Python 3.9
Model: Mistral-7B-Instruct-v0.2
torch 2.1.1
transformers 4.38.2
NVIDIA-SMI 545.29.06
Driver Version: 545.29.06
CUDA Version: 12.3
2x NVIDIA RTX A4000
class Model(Module):
def __init__(self,
model: MistralForCausalLM,
max_new_tokens: int = 512):
super(Model, self).__init__()
self.model = model
self.max_new_tokens = max_new_tokens
def forward(self,
inputs):
with torch.no_grad():
# Gets past this line on cuda:0, but fails on cuda:1.
outputs = self.model.generate(**inputs,
max_new_tokens=self.max_new_tokens)
# Strip the prompt (input) from each prediction.
predictions = []
for idx, prediction in enumerate(outputs):
prediction = prediction[inputs["input_ids"][idx].shape[0]:]
prediction = pad(prediction,
pad=(0, self.max_new_tokens - prediction.shape[0]),
mode="constant",
value=self.model.generation_config.eos_token_id)
predictions.append(prediction)
# Pad all predictions with the pad token id to the max length.
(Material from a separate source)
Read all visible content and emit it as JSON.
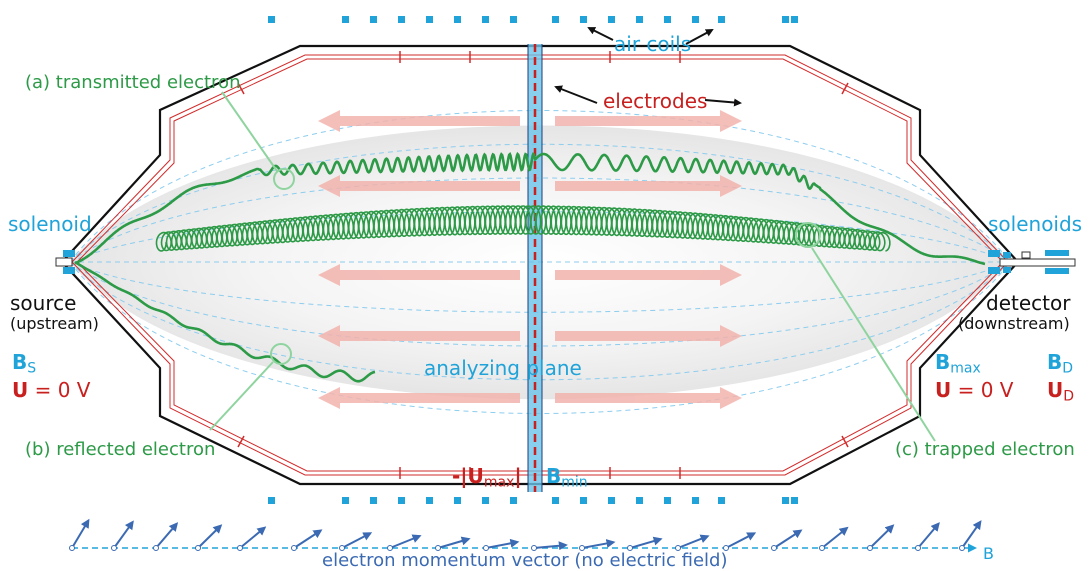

predictions = stack(predictions,
dim=0)
return predictions
# Must quantize the model to fit it on 16GB GPU
bnb_config = BitsAndBytesConfig(load_in_4bit=True,
bnb_4bit_use_double_quant=True,
bnb_4bit_quant_type="nf4",
bnb_4bit_compute_dtype=bfloat16)
self.model = MistralForCausalLM.from_pretrained(model_dir,
device_map="cuda",
quantization_config=bnb_config)
# Create the DataLoader that will feed the model prediction loop.
dataloader = DataLoader(dataset,
batch_size=batch_size)
# Create a module wrapper for the model that will be used for the prediction loop.
model_module = Model(self.model,
max_new_tokens=max_new_tokens)
# Will run on both GPUs
model_module = DataParallel(model_module)
# Prediction loop.
preds = []
for inputs in dataloader:
preds.extend(model_module(inputs))
As expected, torch.nn.DataParallel loads the model on both GPUs and splits the batch, sending half to each GPU.
The failure occurs at line 85 in torch/nn/parallel/parallel_apply.py:
output = module(*input, **kwargs)
I spelunked this in the debugger and confirmed that the model and the inputs are BOTH on cuda:1, so the issue is an utter mystery to me.
There is NO issue when it runs on cuda:0.
I have successfully used DataParallel on numerous other HF models. This is a real head scratcher.
BTW, if I remove the DataParallel wrapper it, of course, only runs on cuda:0 and there are no issues.
Any/all insight is greatly appreciated.